ECLI:NL:HR:2019:1382
Hoge Raad
- Cassatie
- Rechtspraak.nl
Cassatie tegen uitspraak Gerechtshof Arnhem-Leeuwarden inzake belastingkwesties en dwangsomverzoek
In deze zaak heeft belanghebbende, een individu te [Z], beroep in cassatie ingesteld tegen de uitspraak van het Gerechtshof Arnhem-Leeuwarden van 29 januari 2019, nummer 17/00627. Dit hoger beroep volgde op een eerdere uitspraak van de Rechtbank Gelderland, nummer AWB 16/4981, die betrekking had op een beschikking gegeven aan belanghebbende onder artikel 24, lid 8, van de Invorderingswet 1990. Belanghebbende verzocht om toekenning van een dwangsom en had ook een vordering ingediend uit hoofde van onverschuldigde betaling. De Staatssecretaris van Financiën heeft in deze procedure een verweerschrift ingediend, waarna belanghebbende een conclusie van repliek heeft ingediend.

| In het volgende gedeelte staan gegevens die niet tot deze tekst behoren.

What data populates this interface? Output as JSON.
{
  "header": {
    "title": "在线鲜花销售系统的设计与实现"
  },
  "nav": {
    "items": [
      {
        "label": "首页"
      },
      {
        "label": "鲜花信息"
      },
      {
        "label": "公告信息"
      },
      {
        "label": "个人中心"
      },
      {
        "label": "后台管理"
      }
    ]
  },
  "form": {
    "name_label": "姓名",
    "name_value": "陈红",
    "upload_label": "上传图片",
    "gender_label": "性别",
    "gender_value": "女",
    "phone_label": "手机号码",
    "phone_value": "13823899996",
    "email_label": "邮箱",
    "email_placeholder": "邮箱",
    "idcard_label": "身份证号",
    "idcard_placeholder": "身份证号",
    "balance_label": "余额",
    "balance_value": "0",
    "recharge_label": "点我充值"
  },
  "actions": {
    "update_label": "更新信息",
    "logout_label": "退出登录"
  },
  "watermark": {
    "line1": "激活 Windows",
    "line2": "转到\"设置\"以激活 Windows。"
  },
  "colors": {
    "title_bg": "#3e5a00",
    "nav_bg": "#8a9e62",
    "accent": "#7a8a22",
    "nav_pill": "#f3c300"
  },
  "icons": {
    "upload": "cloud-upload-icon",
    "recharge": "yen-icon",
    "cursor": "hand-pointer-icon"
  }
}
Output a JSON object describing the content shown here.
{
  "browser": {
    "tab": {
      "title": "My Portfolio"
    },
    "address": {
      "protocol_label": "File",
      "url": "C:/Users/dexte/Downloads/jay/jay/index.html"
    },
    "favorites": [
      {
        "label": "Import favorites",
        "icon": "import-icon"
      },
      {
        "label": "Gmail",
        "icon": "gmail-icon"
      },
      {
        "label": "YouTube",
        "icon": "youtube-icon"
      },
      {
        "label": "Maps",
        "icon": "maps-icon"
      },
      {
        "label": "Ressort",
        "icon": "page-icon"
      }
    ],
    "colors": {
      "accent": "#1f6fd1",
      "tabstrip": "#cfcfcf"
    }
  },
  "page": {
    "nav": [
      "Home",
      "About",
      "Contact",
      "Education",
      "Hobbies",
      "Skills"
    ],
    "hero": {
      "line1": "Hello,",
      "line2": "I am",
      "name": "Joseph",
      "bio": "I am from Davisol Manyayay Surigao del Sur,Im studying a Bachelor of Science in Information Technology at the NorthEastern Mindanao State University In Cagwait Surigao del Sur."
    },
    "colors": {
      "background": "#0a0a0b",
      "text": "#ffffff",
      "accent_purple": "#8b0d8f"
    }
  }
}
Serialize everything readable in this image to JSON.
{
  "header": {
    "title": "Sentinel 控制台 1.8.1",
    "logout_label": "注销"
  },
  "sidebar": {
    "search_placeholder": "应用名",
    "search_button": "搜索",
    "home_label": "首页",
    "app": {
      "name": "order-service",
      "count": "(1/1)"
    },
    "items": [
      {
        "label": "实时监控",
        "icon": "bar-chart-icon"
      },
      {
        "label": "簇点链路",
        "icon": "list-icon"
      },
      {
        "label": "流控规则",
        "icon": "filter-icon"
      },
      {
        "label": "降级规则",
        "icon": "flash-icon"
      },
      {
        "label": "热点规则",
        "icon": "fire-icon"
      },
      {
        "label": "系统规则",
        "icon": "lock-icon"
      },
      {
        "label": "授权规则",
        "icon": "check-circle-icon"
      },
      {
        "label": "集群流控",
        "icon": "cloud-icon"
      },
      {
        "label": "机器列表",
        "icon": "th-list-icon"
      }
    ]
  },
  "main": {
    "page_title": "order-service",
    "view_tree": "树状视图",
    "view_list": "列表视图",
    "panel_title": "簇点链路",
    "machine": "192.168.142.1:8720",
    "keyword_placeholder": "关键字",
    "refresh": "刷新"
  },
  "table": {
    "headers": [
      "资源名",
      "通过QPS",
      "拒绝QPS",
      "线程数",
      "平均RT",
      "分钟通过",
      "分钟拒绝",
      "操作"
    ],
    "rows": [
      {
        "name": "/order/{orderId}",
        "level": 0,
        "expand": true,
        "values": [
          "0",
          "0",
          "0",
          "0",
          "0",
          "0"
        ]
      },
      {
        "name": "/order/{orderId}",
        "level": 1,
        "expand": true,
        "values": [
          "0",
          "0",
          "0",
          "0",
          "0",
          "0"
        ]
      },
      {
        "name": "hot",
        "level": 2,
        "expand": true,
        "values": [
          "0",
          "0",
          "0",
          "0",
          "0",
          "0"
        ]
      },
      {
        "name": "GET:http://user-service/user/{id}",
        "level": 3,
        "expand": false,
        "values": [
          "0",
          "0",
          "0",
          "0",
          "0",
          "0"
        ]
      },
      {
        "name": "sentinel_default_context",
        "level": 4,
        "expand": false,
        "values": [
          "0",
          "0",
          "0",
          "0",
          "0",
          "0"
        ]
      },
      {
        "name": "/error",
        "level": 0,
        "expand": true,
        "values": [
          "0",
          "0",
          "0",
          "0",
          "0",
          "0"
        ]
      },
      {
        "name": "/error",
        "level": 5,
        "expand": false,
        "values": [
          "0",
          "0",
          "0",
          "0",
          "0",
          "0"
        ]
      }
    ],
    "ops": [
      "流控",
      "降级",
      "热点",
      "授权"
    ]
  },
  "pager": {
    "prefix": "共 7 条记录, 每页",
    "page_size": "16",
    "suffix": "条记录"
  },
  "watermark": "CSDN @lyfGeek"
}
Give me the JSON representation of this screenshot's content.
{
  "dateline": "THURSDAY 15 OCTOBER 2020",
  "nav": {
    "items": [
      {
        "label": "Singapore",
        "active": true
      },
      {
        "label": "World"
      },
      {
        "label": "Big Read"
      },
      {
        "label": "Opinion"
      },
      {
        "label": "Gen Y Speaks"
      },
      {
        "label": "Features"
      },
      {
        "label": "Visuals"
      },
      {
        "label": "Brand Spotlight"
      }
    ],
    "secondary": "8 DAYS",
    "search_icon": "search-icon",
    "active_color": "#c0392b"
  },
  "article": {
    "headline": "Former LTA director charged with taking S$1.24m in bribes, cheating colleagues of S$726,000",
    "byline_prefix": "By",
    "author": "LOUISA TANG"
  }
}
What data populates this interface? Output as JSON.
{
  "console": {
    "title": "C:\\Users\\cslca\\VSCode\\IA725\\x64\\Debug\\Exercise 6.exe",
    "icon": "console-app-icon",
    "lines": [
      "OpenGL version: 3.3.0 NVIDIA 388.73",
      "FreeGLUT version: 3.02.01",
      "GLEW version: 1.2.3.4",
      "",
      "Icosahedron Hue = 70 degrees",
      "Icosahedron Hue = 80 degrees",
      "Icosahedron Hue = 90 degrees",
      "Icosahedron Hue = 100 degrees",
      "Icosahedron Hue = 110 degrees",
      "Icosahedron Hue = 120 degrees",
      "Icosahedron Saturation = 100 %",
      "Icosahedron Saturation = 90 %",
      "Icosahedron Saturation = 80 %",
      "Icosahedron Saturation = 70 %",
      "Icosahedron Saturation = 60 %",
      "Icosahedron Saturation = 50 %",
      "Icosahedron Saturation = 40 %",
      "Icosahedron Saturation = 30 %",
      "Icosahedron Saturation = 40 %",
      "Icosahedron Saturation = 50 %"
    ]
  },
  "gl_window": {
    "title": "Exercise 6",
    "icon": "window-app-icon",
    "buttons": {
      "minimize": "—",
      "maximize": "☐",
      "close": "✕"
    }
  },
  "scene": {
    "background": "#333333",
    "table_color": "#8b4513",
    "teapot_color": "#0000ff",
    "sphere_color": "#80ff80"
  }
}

De Hoge Raad heeft de klachten van belanghebbende beoordeeld, maar deze konden niet tot cassatie leiden. De Hoge Raad oordeelde dat, gezien artikel 81, lid 1, van de Wet op de rechterlijke organisatie, er geen nadere motivering nodig was, omdat de klachten niet nopen tot beantwoording van rechtsvragen die van belang zijn voor de rechtseenheid of de rechtsontwikkeling. De Hoge Raad heeft ook geen aanleiding gezien om een veroordeling in de proceskosten uit te spreken.
Uiteindelijk heeft de Hoge Raad het beroep in cassatie ongegrond verklaard. Dit arrest is uitgesproken in het openbaar op 20 september 2019 door de raadsheer J. Wortel als voorzitter, samen met de raadsheren A.F.M.Q. Beukers-van Dooren en P.A.G.M. Cools, in aanwezigheid van de waarnemend griffier F. Treuren.